Property contracts are sometimes used by buyers who do not qualify for conventional mortgages offered by a traditional lender for reasons of unestablished or poor creditworthiness or insufficient down payment. [ref. needed] Land contracts are also used when the seller wants to sell and the buyer does not have enough time to arrange conventional financing. As with all things, there are pros and cons to this type of non-traditional transaction. If you`re considering signing a contract for a deed, here are some important points to keep in mind: Now that you know how land contracts work, it`s time to decide if one of them is right for you. While a land contract may have advantages for some buyers, it also has potentially significant drawbacks. It is important that all parties to a potential land contract are aware of the benefits and risks involved. While a land contract may make sense in some situations, it`s not for everyone and there may be better options.

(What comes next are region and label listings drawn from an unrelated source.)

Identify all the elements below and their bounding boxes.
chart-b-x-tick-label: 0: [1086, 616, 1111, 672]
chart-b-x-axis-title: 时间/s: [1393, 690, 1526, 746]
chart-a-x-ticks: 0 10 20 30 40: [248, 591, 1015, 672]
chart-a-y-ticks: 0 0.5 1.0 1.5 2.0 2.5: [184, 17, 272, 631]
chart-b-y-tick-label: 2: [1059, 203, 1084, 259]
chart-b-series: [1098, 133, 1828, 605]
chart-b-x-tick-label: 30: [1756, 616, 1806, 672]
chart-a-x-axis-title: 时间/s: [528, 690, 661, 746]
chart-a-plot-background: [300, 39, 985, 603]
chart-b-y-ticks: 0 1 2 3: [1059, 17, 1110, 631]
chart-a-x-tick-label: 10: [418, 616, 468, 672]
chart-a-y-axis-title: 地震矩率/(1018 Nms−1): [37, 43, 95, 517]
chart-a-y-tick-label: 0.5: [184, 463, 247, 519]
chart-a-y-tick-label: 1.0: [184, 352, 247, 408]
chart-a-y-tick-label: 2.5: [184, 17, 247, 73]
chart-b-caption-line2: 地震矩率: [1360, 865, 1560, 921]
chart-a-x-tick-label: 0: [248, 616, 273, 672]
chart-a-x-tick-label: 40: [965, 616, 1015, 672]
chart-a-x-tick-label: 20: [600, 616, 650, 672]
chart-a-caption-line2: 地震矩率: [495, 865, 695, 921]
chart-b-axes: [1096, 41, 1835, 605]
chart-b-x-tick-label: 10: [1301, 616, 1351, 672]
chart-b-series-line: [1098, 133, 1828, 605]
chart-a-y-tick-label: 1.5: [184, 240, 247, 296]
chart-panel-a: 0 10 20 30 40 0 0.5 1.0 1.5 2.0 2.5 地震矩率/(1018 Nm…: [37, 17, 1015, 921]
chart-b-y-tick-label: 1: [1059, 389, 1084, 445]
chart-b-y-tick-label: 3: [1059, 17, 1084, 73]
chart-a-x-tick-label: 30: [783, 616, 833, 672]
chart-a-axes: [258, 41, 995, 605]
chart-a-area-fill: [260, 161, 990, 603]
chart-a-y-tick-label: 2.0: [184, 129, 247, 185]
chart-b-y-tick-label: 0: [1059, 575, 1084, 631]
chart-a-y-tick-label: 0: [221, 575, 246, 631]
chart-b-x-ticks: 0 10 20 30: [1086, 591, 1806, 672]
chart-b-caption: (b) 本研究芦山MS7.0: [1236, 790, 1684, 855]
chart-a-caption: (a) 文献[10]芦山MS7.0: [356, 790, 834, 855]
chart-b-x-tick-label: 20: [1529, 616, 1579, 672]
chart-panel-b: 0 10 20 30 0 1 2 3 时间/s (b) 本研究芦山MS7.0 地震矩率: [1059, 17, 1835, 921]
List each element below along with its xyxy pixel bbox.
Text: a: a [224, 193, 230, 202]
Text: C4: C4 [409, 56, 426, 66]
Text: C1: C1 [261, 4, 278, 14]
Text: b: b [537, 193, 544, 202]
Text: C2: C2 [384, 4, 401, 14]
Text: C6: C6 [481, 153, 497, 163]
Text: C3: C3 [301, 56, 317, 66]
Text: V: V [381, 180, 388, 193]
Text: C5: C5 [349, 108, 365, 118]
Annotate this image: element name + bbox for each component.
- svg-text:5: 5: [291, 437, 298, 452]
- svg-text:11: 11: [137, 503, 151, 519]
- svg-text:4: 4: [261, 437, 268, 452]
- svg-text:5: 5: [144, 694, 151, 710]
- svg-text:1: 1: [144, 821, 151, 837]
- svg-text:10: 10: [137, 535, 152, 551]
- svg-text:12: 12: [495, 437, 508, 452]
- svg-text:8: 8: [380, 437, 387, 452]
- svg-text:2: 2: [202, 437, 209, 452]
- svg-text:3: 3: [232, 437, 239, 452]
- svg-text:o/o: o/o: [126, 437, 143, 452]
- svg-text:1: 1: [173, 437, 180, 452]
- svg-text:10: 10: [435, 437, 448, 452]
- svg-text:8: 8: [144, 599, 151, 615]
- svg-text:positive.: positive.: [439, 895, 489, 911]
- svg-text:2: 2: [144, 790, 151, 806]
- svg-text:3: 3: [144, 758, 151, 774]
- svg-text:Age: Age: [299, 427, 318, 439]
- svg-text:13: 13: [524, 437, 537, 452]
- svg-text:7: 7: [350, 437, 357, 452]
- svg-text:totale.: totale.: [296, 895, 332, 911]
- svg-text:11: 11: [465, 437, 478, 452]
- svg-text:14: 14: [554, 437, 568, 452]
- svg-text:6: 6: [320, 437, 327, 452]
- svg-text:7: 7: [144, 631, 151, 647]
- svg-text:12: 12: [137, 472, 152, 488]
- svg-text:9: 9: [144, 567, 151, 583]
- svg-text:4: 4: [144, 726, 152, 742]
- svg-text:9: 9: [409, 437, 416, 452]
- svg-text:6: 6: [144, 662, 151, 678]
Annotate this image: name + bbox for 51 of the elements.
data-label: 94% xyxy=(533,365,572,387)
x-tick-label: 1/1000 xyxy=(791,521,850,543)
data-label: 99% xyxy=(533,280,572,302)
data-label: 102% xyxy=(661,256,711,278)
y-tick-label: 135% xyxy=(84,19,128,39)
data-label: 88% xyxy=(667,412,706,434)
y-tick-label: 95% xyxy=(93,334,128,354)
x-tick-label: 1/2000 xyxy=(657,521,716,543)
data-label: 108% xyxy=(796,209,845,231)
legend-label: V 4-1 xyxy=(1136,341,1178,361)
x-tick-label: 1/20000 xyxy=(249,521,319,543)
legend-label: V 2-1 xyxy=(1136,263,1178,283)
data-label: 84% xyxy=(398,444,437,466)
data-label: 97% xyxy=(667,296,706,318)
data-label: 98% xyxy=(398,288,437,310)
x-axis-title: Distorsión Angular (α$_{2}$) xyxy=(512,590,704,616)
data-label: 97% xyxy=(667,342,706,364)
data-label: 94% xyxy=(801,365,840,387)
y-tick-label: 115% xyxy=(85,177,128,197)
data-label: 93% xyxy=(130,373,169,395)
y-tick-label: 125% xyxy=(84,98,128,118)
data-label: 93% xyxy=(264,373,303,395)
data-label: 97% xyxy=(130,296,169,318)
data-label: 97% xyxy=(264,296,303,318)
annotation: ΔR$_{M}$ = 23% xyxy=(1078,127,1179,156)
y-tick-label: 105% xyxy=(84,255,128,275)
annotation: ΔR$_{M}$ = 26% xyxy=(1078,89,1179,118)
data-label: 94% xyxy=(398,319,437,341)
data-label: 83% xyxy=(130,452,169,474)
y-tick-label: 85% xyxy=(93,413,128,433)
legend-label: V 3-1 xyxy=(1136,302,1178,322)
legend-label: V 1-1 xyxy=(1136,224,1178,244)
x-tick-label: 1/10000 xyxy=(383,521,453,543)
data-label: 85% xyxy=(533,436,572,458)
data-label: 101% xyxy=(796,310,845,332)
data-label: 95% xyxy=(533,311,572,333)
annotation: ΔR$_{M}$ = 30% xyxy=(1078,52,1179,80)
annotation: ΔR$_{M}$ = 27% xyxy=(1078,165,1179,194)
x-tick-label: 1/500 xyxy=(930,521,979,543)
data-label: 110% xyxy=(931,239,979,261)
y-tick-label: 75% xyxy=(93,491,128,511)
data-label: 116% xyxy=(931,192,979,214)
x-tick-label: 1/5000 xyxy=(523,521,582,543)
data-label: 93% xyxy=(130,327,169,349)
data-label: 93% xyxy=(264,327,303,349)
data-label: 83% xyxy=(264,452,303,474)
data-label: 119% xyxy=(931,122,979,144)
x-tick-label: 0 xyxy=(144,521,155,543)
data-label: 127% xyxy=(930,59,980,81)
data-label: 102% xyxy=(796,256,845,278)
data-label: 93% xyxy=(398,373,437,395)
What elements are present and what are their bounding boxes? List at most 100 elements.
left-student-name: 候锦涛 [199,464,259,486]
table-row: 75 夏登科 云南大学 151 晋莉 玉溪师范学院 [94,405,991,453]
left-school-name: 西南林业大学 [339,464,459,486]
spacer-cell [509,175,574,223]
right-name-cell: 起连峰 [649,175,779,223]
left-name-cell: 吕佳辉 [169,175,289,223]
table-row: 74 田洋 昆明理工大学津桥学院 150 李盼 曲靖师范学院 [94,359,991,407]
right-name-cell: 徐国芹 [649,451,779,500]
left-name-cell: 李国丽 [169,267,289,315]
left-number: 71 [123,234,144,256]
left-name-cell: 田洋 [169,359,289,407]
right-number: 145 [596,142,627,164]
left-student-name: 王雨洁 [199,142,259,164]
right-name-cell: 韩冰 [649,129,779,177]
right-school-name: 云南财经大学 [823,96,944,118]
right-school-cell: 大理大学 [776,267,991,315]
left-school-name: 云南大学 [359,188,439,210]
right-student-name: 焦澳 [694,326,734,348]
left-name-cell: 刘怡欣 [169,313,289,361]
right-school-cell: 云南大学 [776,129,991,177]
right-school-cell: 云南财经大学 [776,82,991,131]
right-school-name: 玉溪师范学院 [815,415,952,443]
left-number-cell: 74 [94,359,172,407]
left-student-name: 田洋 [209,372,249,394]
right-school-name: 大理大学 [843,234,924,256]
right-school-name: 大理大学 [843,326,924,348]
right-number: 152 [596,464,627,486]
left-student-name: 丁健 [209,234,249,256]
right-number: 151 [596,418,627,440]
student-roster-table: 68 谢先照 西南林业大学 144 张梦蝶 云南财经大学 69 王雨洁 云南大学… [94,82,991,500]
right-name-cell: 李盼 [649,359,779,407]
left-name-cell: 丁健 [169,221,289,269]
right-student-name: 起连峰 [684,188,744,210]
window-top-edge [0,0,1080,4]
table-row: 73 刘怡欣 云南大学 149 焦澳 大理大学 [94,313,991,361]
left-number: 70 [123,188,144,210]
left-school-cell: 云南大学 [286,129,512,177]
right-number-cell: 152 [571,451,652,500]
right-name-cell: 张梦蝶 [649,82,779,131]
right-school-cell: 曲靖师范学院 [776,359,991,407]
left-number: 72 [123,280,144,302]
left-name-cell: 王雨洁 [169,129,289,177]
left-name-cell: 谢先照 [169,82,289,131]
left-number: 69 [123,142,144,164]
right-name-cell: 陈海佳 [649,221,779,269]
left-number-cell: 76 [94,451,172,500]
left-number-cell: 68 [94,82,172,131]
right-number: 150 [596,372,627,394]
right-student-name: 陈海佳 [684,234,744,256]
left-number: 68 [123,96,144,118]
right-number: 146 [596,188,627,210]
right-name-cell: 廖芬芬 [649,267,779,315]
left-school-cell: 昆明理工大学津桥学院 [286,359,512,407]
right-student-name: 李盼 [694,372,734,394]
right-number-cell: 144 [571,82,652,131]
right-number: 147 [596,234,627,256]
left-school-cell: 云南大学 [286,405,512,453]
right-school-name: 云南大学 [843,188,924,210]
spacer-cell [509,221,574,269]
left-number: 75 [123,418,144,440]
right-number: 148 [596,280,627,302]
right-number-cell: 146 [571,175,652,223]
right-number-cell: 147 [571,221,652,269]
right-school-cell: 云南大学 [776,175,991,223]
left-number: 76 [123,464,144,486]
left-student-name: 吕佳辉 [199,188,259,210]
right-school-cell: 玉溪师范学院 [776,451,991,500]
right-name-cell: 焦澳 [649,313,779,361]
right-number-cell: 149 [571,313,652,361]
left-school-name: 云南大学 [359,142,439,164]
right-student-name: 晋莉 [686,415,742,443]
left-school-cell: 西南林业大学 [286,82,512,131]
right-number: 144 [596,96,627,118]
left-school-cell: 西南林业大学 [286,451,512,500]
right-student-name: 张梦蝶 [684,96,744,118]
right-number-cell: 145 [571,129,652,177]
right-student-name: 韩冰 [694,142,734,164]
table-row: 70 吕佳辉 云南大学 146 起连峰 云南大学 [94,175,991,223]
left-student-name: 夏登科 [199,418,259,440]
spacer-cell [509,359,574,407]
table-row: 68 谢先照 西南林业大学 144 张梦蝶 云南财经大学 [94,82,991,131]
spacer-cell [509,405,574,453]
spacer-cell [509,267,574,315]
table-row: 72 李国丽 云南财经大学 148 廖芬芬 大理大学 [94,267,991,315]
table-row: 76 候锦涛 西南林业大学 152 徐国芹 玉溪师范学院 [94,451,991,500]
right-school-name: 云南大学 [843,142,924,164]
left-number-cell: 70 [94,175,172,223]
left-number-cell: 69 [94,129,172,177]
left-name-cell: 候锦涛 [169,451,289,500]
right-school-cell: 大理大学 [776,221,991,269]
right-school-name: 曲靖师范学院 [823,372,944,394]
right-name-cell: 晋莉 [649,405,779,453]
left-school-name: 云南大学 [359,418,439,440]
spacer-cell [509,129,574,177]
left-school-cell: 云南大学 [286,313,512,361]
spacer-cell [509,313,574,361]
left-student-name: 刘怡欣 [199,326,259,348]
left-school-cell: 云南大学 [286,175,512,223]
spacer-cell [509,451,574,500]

It is important to think carefully about the advantages and disadvantages. Deed contracts have long been a financing option for real estate transactions between family members or friends. Some nonprofit housing organizations also use them to help low-income families find a way to own a home. Although the deed and lease agreement are similar to their own scenarios, they are not identical. They are both ideal for homehunters who may not have enough credit to qualify for a traditional loan, or who want to enter a new home as soon as possible. Both offer sellers and buyers more flexibility compared to traditional debt securities. If you miss only one payment or if you are unable to make the lump sum payment or if you do not comply with other provisions of the contract for the act, the seller may terminate the contract and bring an action for eviction against you within as short as 60 days. You lose the house and all the money you have already paid for possession.
There is also what is called a global land contract. Essentially, the buyer and seller agree to a seller-financed land contract, but the seller continues to pay their existing mortgage and collect the difference between their mortgage payment and what they receive paid monthly by the buyer. Unlike a direct land contract, in a global land contract, the buyer immediately receives the deed of ownership of the property. They own the house. However, the seller`s lender must accept an enveloping land contract. This is because they do not receive the full amount of the withdrawal. They also take a subordinated lien position in these agreements, which allows them to repossess the home if the seller holding the underlying mortgage stops payments. If a seller defaults on their mortgage on the property, the buyer could lose the home, even if they are up to date with their payments. However, in this scenario, the buyer would have the right to sue the seller for damages and terminate the contract. After the expiration of the redemption period after foreclosure, the buyer of the land contract can be evicted from the house. To initiate an eviction, the new owner must file a subpoena and legal action with the district court and serve copies on the buyer of the real estate contract. To learn more about the deportation process, read the articles Eviction: What is it and how does it begin? and eviction to repossess property.
There may also be other benefits to using a land contract. When a third-party lender, such as a financial institution, makes a loan, that third party has its own interests to protect itself from the other two parties involved, the seller and the buyer. It is important for the lender to determine the exact title and value of the property to be used as collateral. Therefore, the lender typically requires title services, including title search and title insurance by an independent title company, termite appraisal and inspection of the property to ensure it has sufficient value, surveying to ensure there is no encroachment, and the use of lawyers to ensure that closure is carried out properly. These requirements for third-party lenders increase the closing costs that the lender charges the seller and/or buyer. If the seller is also the lender, these costs are generally not required of the seller and can result in cost savings and fewer complications. The seller may also be of the opinion that if the buyer requires any of these services, he can pay the costs and make arrangements himself.